Atrasos e falhas comprometem relógios da capital mineira

Renato Fonseca - Hoje em Dia
15/01/2016 às 06:44.
Atualizado em 16/11/2021 às 01:02
 (Marcelo Prates/Hoje em Dia)

(Marcelo Prates/Hoje em Dia)

Atrasados, inoperantes, danificados. Relógios instalados em pontos estratégicos da capital podem deixar os mais desavisados perdidos no tempo. Além de informar a hora errada, alguns equipamentos estão sem os ponteiros e com pontos luminosos apagados. Há previsão de reparos, mas não para todos. Soma-se a isso a falta de perspectiva de religamento dos totens eletrônicos, removidos em 2014.

O problema está presente nas principais torres da região Centro-Sul: no prédio da Praça da Estação, na avenida dos Andradas, no edifício-sede da prefeitura e na igreja de São José, ambos na avenida Afonso Pena.

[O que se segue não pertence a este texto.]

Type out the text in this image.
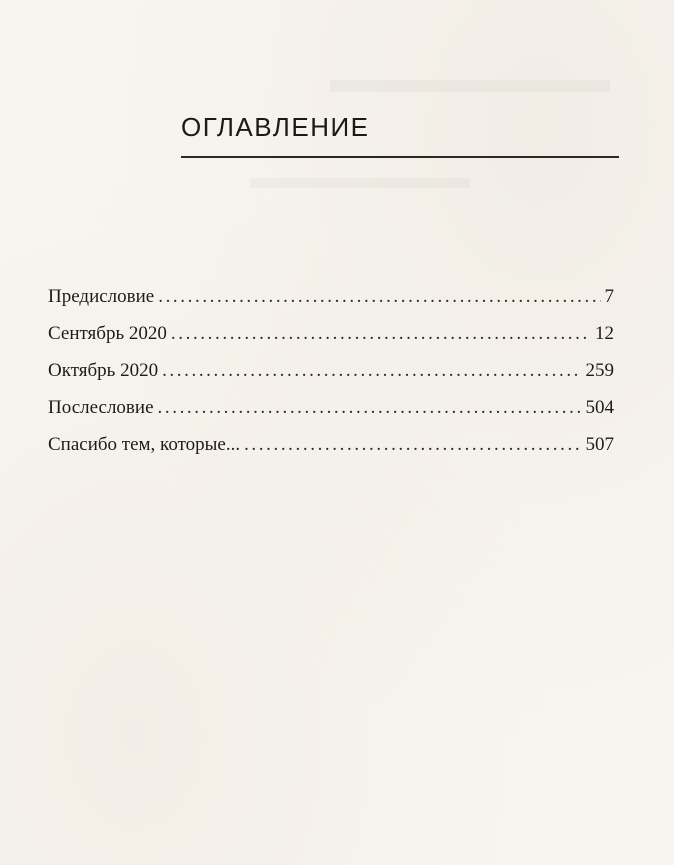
ОГЛАВЛЕНИЕ
Предисловие .....	7
Сентябрь 2020 .....	12
Октябрь 2020 .....	259
Послесловие .....	504
Спасибо тем, которые... .....	507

Também há falhas em templos religiosos e imóveis públicos.

Estação

Tombado pelo Instituto Estadual do Patrimônio Histórico e Artístico (Iepha/MG), o prédio da Praça da Estação conta com quatro máquinas. Uma delas está desativada desde 23 de novembro do ano passado.

Uma tempestade com fortes ventos derrubou os ponteiros e a numeração do relógio direcionado para a linha do metrô. Já em 31 de dezembro, os ponteiros do mostrador à direita travaram, também após ventania. O equipamento teve que ser retirado, mas voltou a funcionar nessa quinta (14).

O Instituto Cultural Flávio Gutierrez, responsável pelo espaço, informou que aguarda a liberação de recursos do projeto de manutenção do museu para iniciar o reparo no aparelho direcionado para o metrô.

A presidente da Associação dos Moradores do bairro Floresta (Floleste), Beth Sily, reivindica uma solução. Ela lembra que o imóvel faz parte da história de BH e precisa de atenção especial. “Nós queremos um monumento bonito e vistoso não apenas para conferir horários, mas para a preservação do patrimônio. Esse prédio marca uma época, ali começou a construção da capital”, diz Beth Sily, que ainda completou: “sempre se cobra que as casas tombadas sejam preservadas. O mesmo tem que ocorrer com os edifícios protegidos”.

Procurado, o Iepha informou que qualquer reparo ou modificação precisa passar pelo crivo do órgão, mas, que até o momento, nenhum serviço foi solicitado.

São José

A apenas um quilômetro da Praça da Estação, a igreja São José, onde também há grande movimentação de pedestres, o problema persiste. Construído em 1910, o relógio do templo é o mais antigo em funcionamento, com equipamento original, na metrópole.

O maquinário alemão foi restaurado em 2013 por uma empresa de São Paulo. Porém, apresentou defeito durante o processo de restauração da torre, que voltou a ter as cores originais.

Atualmente, o relógio está atrasado em cerca de uma hora. Segundo a igreja, o equipamento é “muito complexo e sensível, e o mesmo não está trabalhando normalmente”. Uma visita dos técnicos responsáveis pela manutenção está agendada para a próxima semana.